Madame de Châteaufort, éperdue et muette, suivit Belle-Rose et Pierre. Dans l’état de frayeur mortelle où son âme était plongée, ce qu’elle craignait avant toute chose, c’était de demeurer seule. Le paysage était calme et reposé. La campagne, baignée d’une blonde lumière, se perdait dans un horizon placide et vaporeux où rayonnaient seulement quelques étincelles immobiles comme des étoiles. À cent pas du pavillon, la Sambre coulait comme un fleuve d’argent liquide, et l’on n’entendait rien que le doux bruit de l’eau qui se brisait au pied des saules. Il semblait aux deux frères que les cris s’étaient élevés dans la direction de la rivière. Ils s’avançaient donc de ce côté, prudemment, l’œil et l’oreille au guet, comme des soldats qui craignent une surprise, lorsqu’un cri rauque, haletant, essoufflé, passa au-dessus de leur tête, et fit se courber Mme de Châteaufort comme un arbre battu par le vent. Un silence lugubre le suivit. Belle-Rose se redressa impétueusement.
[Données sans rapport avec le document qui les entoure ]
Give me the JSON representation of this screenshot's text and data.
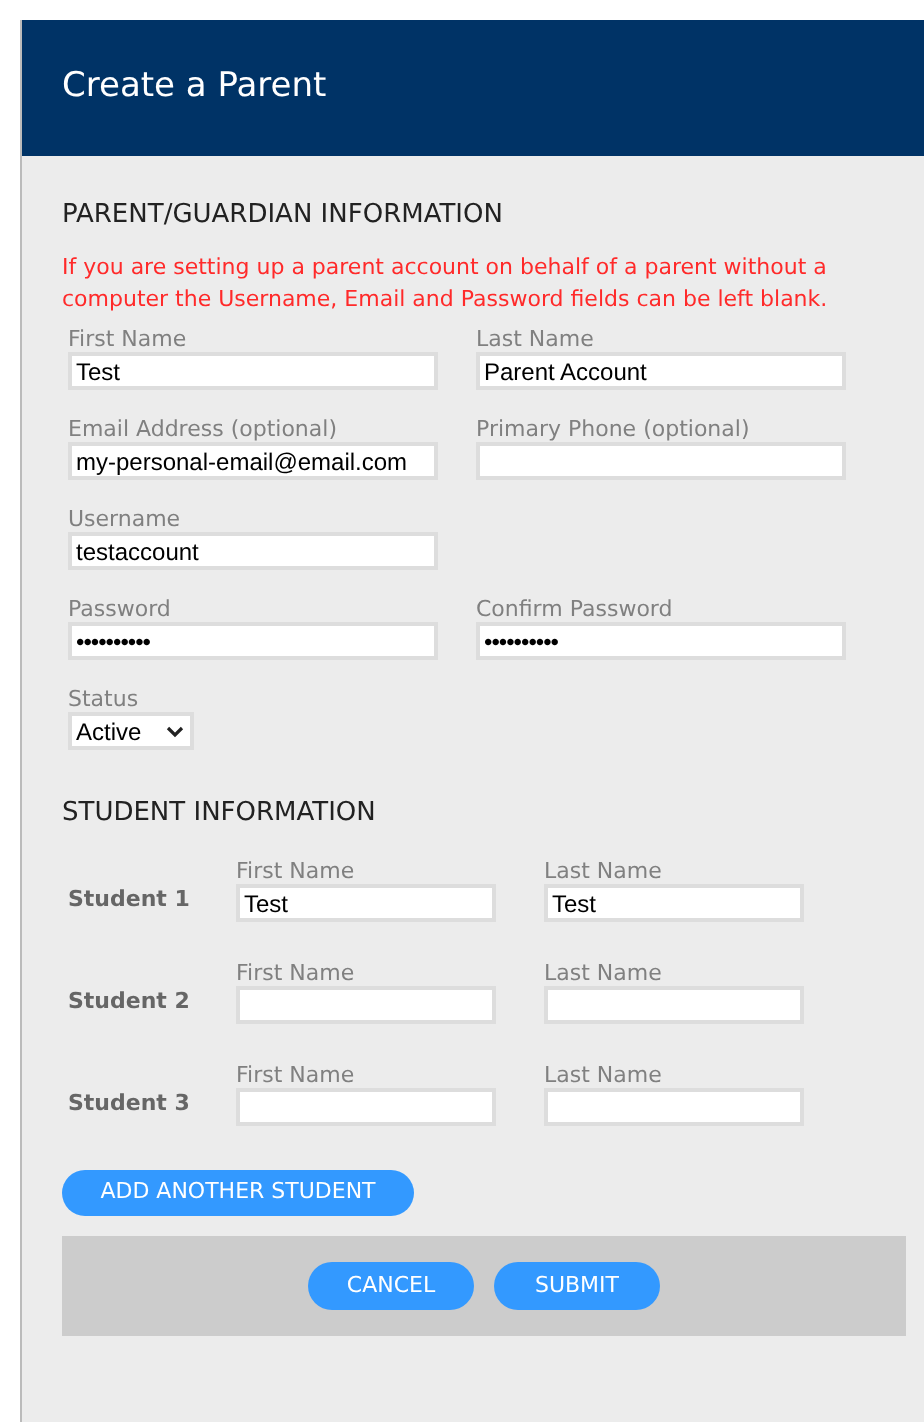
{
  "header": {
    "title": "Create a Parent"
  },
  "parent_section": {
    "heading": "PARENT/GUARDIAN INFORMATION",
    "notice": "If you are setting up a parent account on behalf of a parent without a computer the Username, Email and Password fields can be left blank.",
    "rows": [
      [
        {
          "label": "First Name",
          "kind": "text",
          "value": "Test"
        },
        {
          "label": "Last Name",
          "kind": "text",
          "value": "Parent Account"
        }
      ],
      [
        {
          "label": "Email Address (optional)",
          "kind": "text",
          "value": "my-personal-email@email.com"
        },
        {
          "label": "Primary Phone (optional)",
          "kind": "text"
        }
      ],
      [
        {
          "label": "Username",
          "kind": "text",
          "value": "testaccount"
        }
      ],
      [
        {
          "label": "Password",
          "kind": "password",
          "value": "••••••••••"
        },
        {
          "label": "Confirm Password",
          "kind": "password",
          "value": "••••••••••"
        }
      ],
      [
        {
          "label": "Status",
          "kind": "select",
          "value": "Active"
        }
      ]
    ]
  },
  "student_section": {
    "heading": "STUDENT INFORMATION",
    "students": [
      {
        "label": "Student 1",
        "first_label": "First Name",
        "first_value": "Test",
        "last_label": "Last Name",
        "last_value": "Test"
      },
      {
        "label": "Student 2",
        "first_label": "First Name",
        "last_label": "Last Name"
      },
      {
        "label": "Student 3",
        "first_label": "First Name",
        "last_label": "Last Name"
      }
    ],
    "add_button": "ADD ANOTHER STUDENT"
  },
  "footer": {
    "buttons": [
      "CANCEL",
      "SUBMIT"
    ]
  }
}
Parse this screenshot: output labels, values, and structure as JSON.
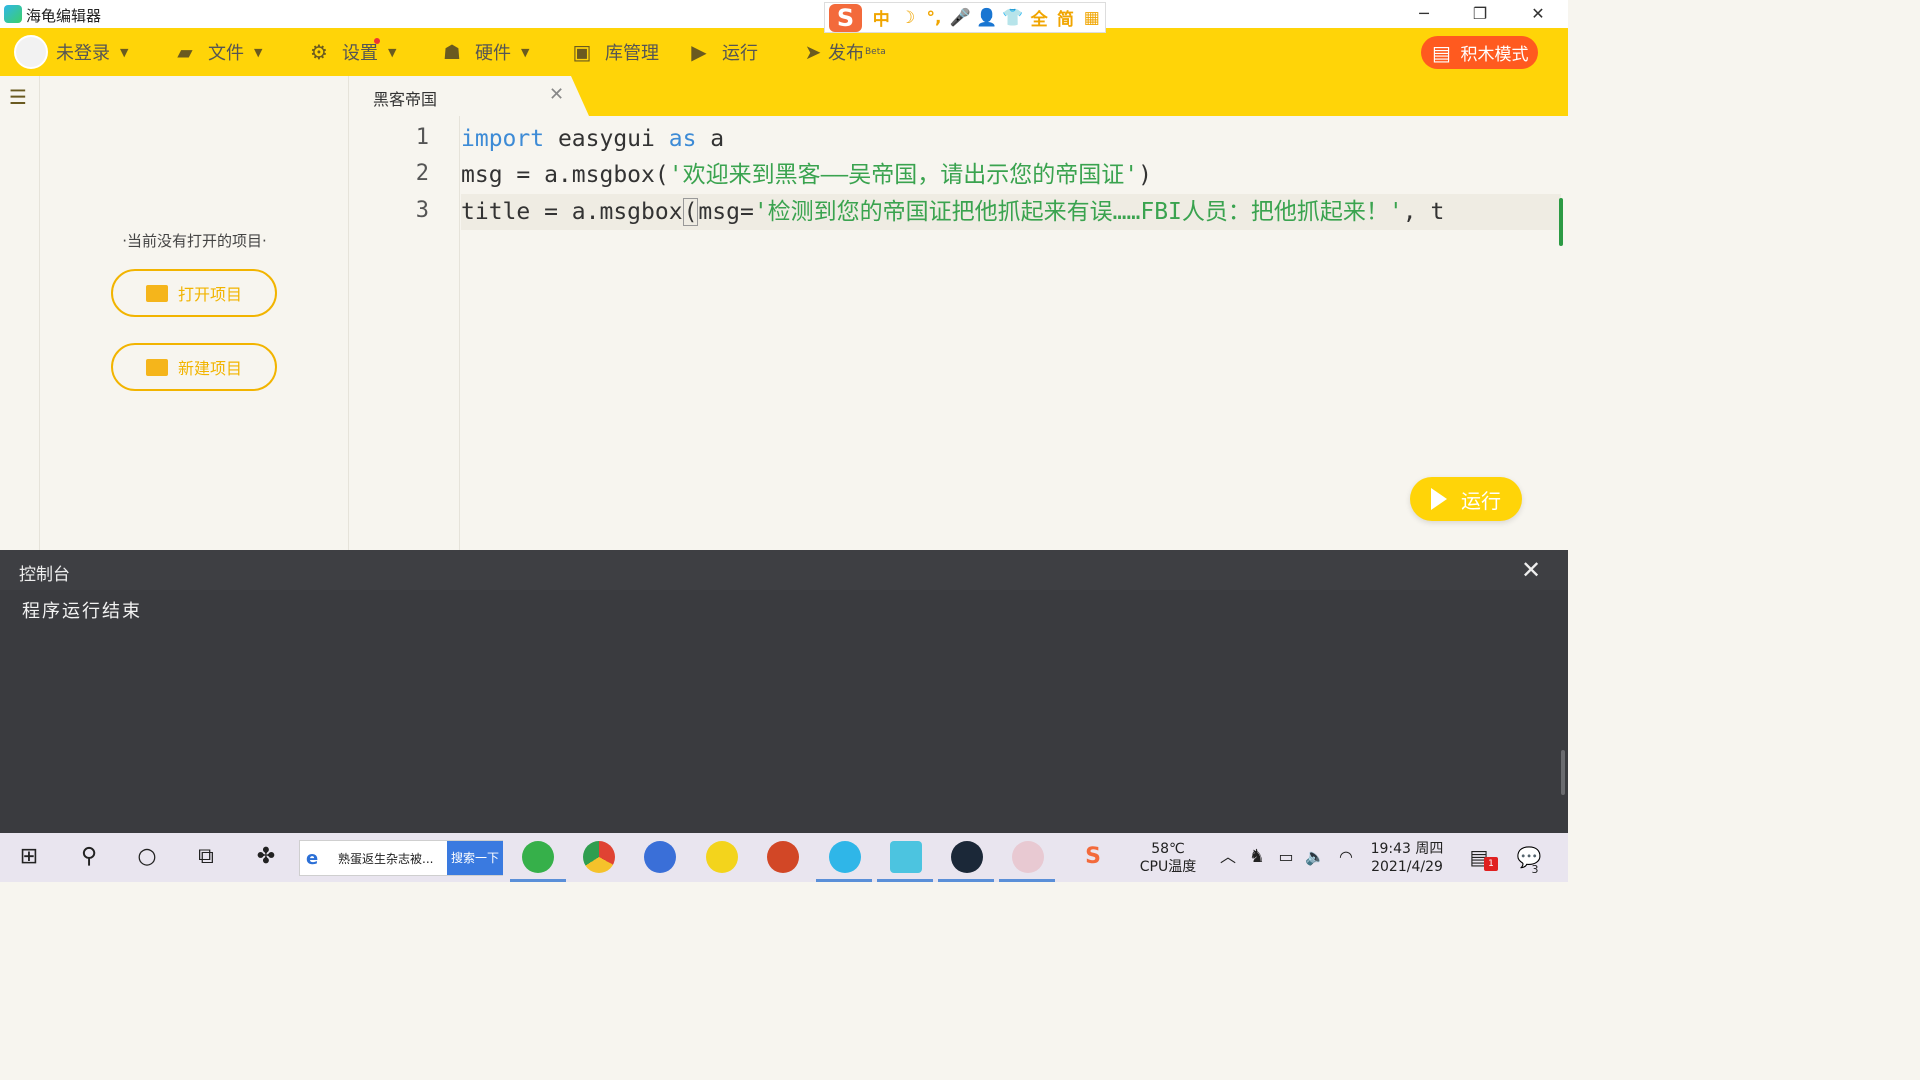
{
  "app": {
    "title": "海龟编辑器",
    "minimize_glyph": "─",
    "restore_glyph": "❐",
    "close_glyph": "✕"
  },
  "ime": {
    "logo": "S",
    "items": [
      "中",
      "☽",
      "°,",
      "🎤",
      "👤",
      "👕",
      "全",
      "简",
      "▦"
    ]
  },
  "menu": {
    "user": "未登录",
    "file": "文件",
    "settings": "设置",
    "hardware": "硬件",
    "library": "库管理",
    "run": "运行",
    "publish": "发布",
    "publish_badge": "Beta",
    "block_mode": "积木模式"
  },
  "sidebar": {
    "empty_text": "·当前没有打开的项目·",
    "open_project": "打开项目",
    "new_project": "新建项目"
  },
  "editor": {
    "tab_title": "黑客帝国",
    "line_numbers": [
      "1",
      "2",
      "3"
    ],
    "line1": {
      "kw1": "import",
      "t1": " easygui ",
      "kw2": "as",
      "t2": " a"
    },
    "line2": {
      "t1": "msg = a.msgbox(",
      "s1": "'欢迎来到黑客——吴帝国，请出示您的帝国证'",
      "t2": ")"
    },
    "line3": {
      "t1": "title = a.msgbox",
      "p": "(",
      "t2": "msg=",
      "s1": "'检测到您的帝国证把他抓起来有误……FBI人员：把他抓起来！'",
      "t3": ", t"
    },
    "run_button": "运行"
  },
  "console": {
    "title": "控制台",
    "output": "程序运行结束",
    "close_glyph": "✕"
  },
  "taskbar": {
    "search_text": "熟蛋返生杂志被...",
    "search_button": "搜索一下",
    "temp": "58℃",
    "temp_label": "CPU温度",
    "time": "19:43 周四",
    "date": "2021/4/29",
    "notif_count": "1",
    "action_count": "3",
    "colors": {
      "accent": "#ffd408",
      "orange": "#ff5a1f"
    }
  }
}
– C’est le cri d’un homme qui se noie ! dit-il ; et il s’élança vers le rivage.

Pierre arriva sur le sable aussi vite que lui, et tous deux courbés cherchèrent le long du fleuve, qui brillait comme un large ruban d’acier.

Ils n’avaient pas fait cinquante pas, qu’ils aperçurent auprès d’un vieux saule, penché sur le fleuve, un corps noir qui flottait doucement au cours de l’eau. Il y avait des instants où ce corps venait à la surface, et d’autres où il disparaissait sous les branches du saule, obéissant au remous qui le balançait.
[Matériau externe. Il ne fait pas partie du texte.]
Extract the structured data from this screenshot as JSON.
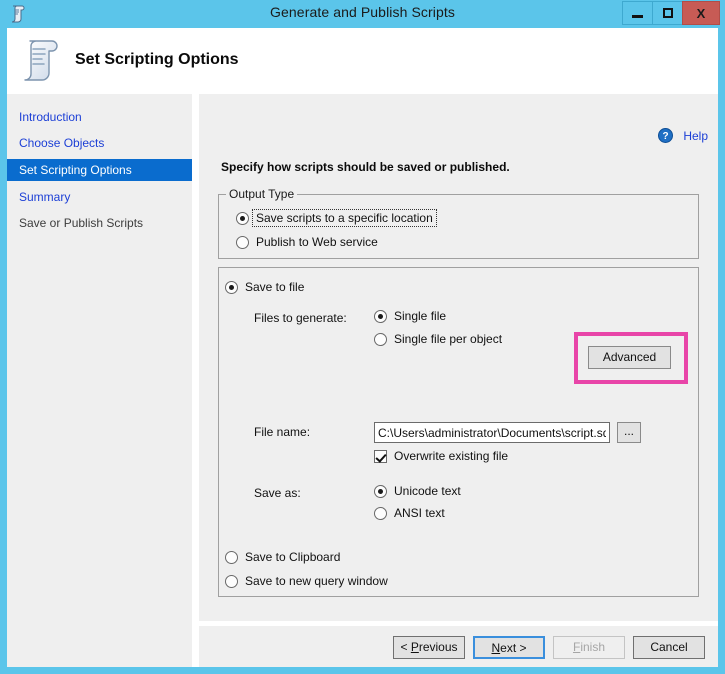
{
  "window": {
    "title": "Generate and Publish Scripts",
    "icon": "script-scroll-icon",
    "controls": {
      "minimize": "minimize-icon",
      "maximize": "maximize-icon",
      "close": "X"
    }
  },
  "banner": {
    "icon": "script-scroll-icon",
    "title": "Set Scripting Options"
  },
  "sidebar": {
    "items": [
      {
        "label": "Introduction",
        "state": "link"
      },
      {
        "label": "Choose Objects",
        "state": "link"
      },
      {
        "label": "Set Scripting Options",
        "state": "active"
      },
      {
        "label": "Summary",
        "state": "link"
      },
      {
        "label": "Save or Publish Scripts",
        "state": "plain"
      }
    ]
  },
  "main": {
    "help": {
      "label": "Help",
      "icon": "help-question-icon"
    },
    "instruction": "Specify how scripts should be saved or published.",
    "output_type": {
      "legend": "Output Type",
      "options": [
        {
          "label": "Save scripts to a specific location",
          "checked": true,
          "focused": true
        },
        {
          "label": "Publish to Web service",
          "checked": false,
          "focused": false
        }
      ]
    },
    "save_group": {
      "save_to_file": {
        "label": "Save to file",
        "checked": true
      },
      "advanced_button": "Advanced",
      "files_to_generate": {
        "label": "Files to generate:",
        "options": [
          {
            "label": "Single file",
            "checked": true
          },
          {
            "label": "Single file per object",
            "checked": false
          }
        ]
      },
      "file_name": {
        "label": "File name:",
        "value": "C:\\Users\\administrator\\Documents\\script.sql",
        "browse_button": "..."
      },
      "overwrite": {
        "label": "Overwrite existing file",
        "checked": true
      },
      "save_as": {
        "label": "Save as:",
        "options": [
          {
            "label": "Unicode text",
            "checked": true
          },
          {
            "label": "ANSI text",
            "checked": false
          }
        ]
      },
      "save_to_clipboard": {
        "label": "Save to Clipboard",
        "checked": false
      },
      "save_to_new_query_window": {
        "label": "Save to new query window",
        "checked": false
      }
    }
  },
  "footer": {
    "buttons": [
      {
        "pre": "< ",
        "acc": "P",
        "post": "revious",
        "state": "normal"
      },
      {
        "pre": "",
        "acc": "N",
        "post": "ext >",
        "state": "default"
      },
      {
        "pre": "",
        "acc": "F",
        "post": "inish",
        "state": "disabled"
      },
      {
        "pre": "Cancel",
        "acc": "",
        "post": "",
        "state": "normal"
      }
    ]
  },
  "colors": {
    "titlebar": "#5bc5ea",
    "accent_selected": "#0a6cce",
    "link": "#1c3fd6",
    "highlight_box": "#e845a8",
    "panel": "#efefef",
    "close_button": "#c75b55"
  }
}
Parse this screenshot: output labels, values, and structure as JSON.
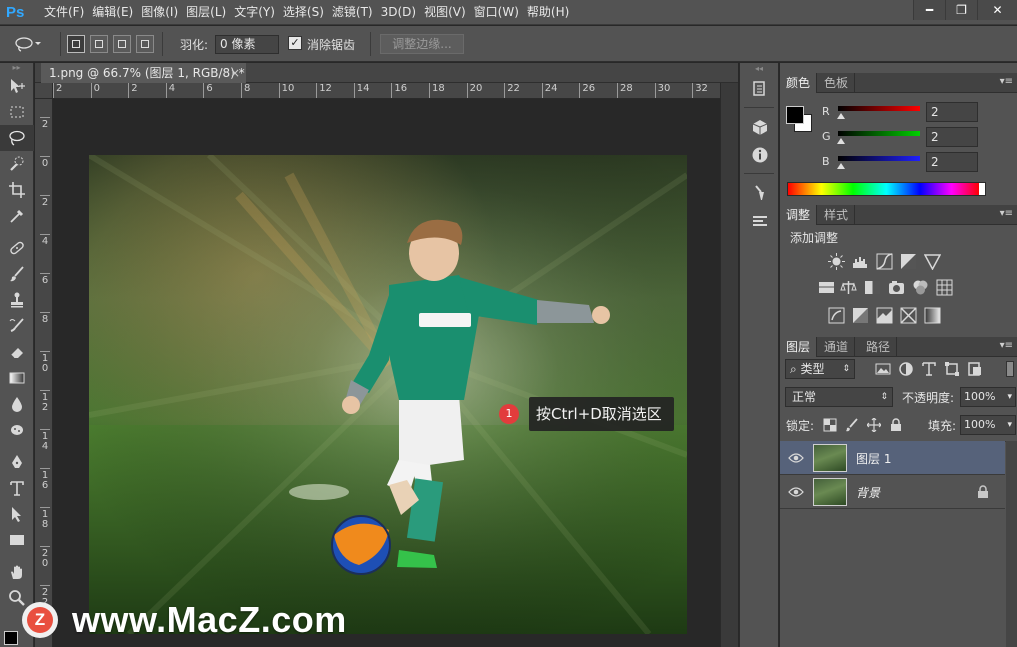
{
  "app": {
    "logo": "Ps"
  },
  "menu": [
    "文件(F)",
    "编辑(E)",
    "图像(I)",
    "图层(L)",
    "文字(Y)",
    "选择(S)",
    "滤镜(T)",
    "3D(D)",
    "视图(V)",
    "窗口(W)",
    "帮助(H)"
  ],
  "window_controls": {
    "minimize": "━",
    "restore": "❐",
    "close": "✕"
  },
  "options": {
    "feather_label": "羽化:",
    "feather_value": "0 像素",
    "antialias_label": "消除锯齿",
    "antialias_checked": true,
    "refine_edge_button": "调整边缘..."
  },
  "document": {
    "tab_title": "1.png @ 66.7% (图层 1, RGB/8) *",
    "tab_close": "×",
    "ruler_h": [
      "2",
      "0",
      "2",
      "4",
      "6",
      "8",
      "10",
      "12",
      "14",
      "16",
      "18",
      "20",
      "22",
      "24",
      "26",
      "28",
      "30",
      "32"
    ],
    "ruler_v": [
      "2",
      "0",
      "2",
      "4",
      "6",
      "8",
      "10",
      "12",
      "14",
      "16",
      "18",
      "20",
      "22"
    ]
  },
  "callout": {
    "number": "1",
    "text": "按Ctrl+D取消选区"
  },
  "watermark": {
    "logo_letter": "Z",
    "text": "www.MacZ.com"
  },
  "color_panel": {
    "tabs": [
      "颜色",
      "色板"
    ],
    "active_tab": "颜色",
    "foreground": "#000000",
    "background": "#ffffff",
    "channels": [
      {
        "letter": "R",
        "value": "2"
      },
      {
        "letter": "G",
        "value": "2"
      },
      {
        "letter": "B",
        "value": "2"
      }
    ]
  },
  "adjust_panel": {
    "tabs": [
      "调整",
      "样式"
    ],
    "active_tab": "调整",
    "title": "添加调整"
  },
  "layers_panel": {
    "tabs": [
      "图层",
      "通道",
      "路径"
    ],
    "active_tab": "图层",
    "filter_kind": "类型",
    "blend_mode": "正常",
    "opacity_label": "不透明度:",
    "opacity_value": "100%",
    "lock_label": "锁定:",
    "fill_label": "填充:",
    "fill_value": "100%",
    "layers": [
      {
        "name": "图层 1",
        "selected": true,
        "locked": false
      },
      {
        "name": "背景",
        "selected": false,
        "locked": true
      }
    ]
  },
  "colors": {
    "ps_blue": "#31a8ff",
    "selection_blue": "#56627a",
    "callout_red": "#e23c3c"
  }
}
– Le voilà ? dit Pierre, regarde : ses deux mains sont nouées autour d’une branche.

C’était en effet le cadavre d’un homme cramponné à l’arbre. Les bras, raidis par l’agonie, sortaient de l’eau et le retenaient au milieu des rameaux tremblants. Belle-Rose s’avança sur le tronc du saule, tandis que Pierre entrait dans le fleuve ; courbés sur le cadavre, dont la tête ballottée par les vagues flottait entre les feuilles, ils le tirèrent de l’eau ; mais les doigts inflexibles étaient scellés à la branche, et il fallut la couper pour le pousser au rivage. Mme de Châteaufort attendait au bord de la Sambre ; quand le cadavre humide fut étendu sur l’herbe, aux paisibles rayons de la lune, la première elle le reconnut.

– M. de Villebrais ! dit-elle.

Belle-Rose se jeta à genoux près du mort ; c’était bien lui ; la face était livide, et ses yeux, démesurément ouverts, saillaient hors des orbites. Les angoisses d’une horrible agonie avaient bouleversé ses traits, où se reflétait encore l’expression de la haine. Le jeune officier laissa retomber la tête qu’il avait un instant soulevée.
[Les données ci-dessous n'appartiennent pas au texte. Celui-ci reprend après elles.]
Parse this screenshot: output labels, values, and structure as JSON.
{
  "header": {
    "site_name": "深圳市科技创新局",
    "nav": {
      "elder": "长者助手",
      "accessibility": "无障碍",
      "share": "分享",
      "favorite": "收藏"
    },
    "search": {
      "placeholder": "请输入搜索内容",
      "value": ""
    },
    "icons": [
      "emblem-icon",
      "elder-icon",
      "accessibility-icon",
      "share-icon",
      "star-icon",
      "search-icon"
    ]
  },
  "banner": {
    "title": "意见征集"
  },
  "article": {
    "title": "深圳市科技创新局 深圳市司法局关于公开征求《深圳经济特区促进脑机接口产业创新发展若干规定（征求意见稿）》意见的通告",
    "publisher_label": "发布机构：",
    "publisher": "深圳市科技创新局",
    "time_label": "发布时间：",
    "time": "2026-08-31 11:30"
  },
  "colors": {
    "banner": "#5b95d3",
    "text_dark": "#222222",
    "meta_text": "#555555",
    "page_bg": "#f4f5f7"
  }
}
– Le cœur ne bat plus, dit-il. Que Dieu fasse paix à son âme !

M. de Villebrais, en croyant passer la Sambre à gué, s’était trompé ; son cheval, qui n’avait tout d’abord de l’eau que jusqu’au jarret, perdit pied tout à coup ; M. de Villebrais voulut le ramener, mais le courant était fort et rapide en cet endroit ; l’officier abandonna l’animal qui s’enfonçait sous lui, et tenta de se sauver à la nage. Il y aurait peut-être réussi si le cheval, en se débattant, ne l’eût frappé d’un coup de pied à la tête, ce qui fit perdre à M. de Villebrais la moitié de ses forces. Ce fut alors que le nageur poussa son premier et formidable cri. Un de ses hommes, caché dans un fourré sur la rive opposée, se glissa vers le rivage pour aller à son secours, mais il tomba dès son premier élan dans un coin du lit tout rempli d’herbes, où il faillit rester. Comme il s’en dégageait, il entendit du bruit dans un pavillon ; la peur le prit et il se jeta sous un taillis. Cependant M. de Villebrais luttait contre le courant avec l’énergie du désespoir ; sa tête coulait parfois sous la surface, sa bouche s’emplissait d’eau, sa respiration s’épuisait ; quand il avait assez de force pour soulever sa poitrine, il jetait un de ces cris suprêmes qui glaçaient d’effroi Mme de Châteaufort. Un dernier effort lui fit atteindre le vieux saule miné par la rivière, ses doigts s’attachèrent autour d’une branche comme des liens de fer, il voulut se hausser sur le tronc ; mais la branche plia, un cri d’horreur jaillit de ses lèvres bleuies, et son visage disparut sous les flots. Quand Belle-Rose se fut assuré de la mort de M. de Villebrais, il appela le garde et lui confia le cadavre du noyé ; puis il reprit avec Mme de Châteaufort et Pierre le chemin du pavillon. En ce moment, on entendit au loin le galop précipité de trois ou quatre chevaux : c’étaient les gens de M. de Villebrais qui, se voyant privés de leur chef, regagnaient leurs cantonnements. Mme de Châteaufort se retrouva un instant après seule avec Belle-Rose. La mort imprévue et terrible de M. de Villebrais avait encore augmenté la tristesse profonde et l’amer découragement dont elle se sentait frappée. La désolation était dans son âme : elle avait vu l’agonie de M. d’Assonville ; elle venait de voir le cadavre de M. de Villebrais ; elle voyait devant elle Belle-Rose pâle et morne, qui portait dans son cœur le deuil de son père. Elle comprit que l’heure de la séparation avait sonné, et appelant à son aide tout ce qui lui restait de force, elle tira de sa poche un petit paquet cacheté.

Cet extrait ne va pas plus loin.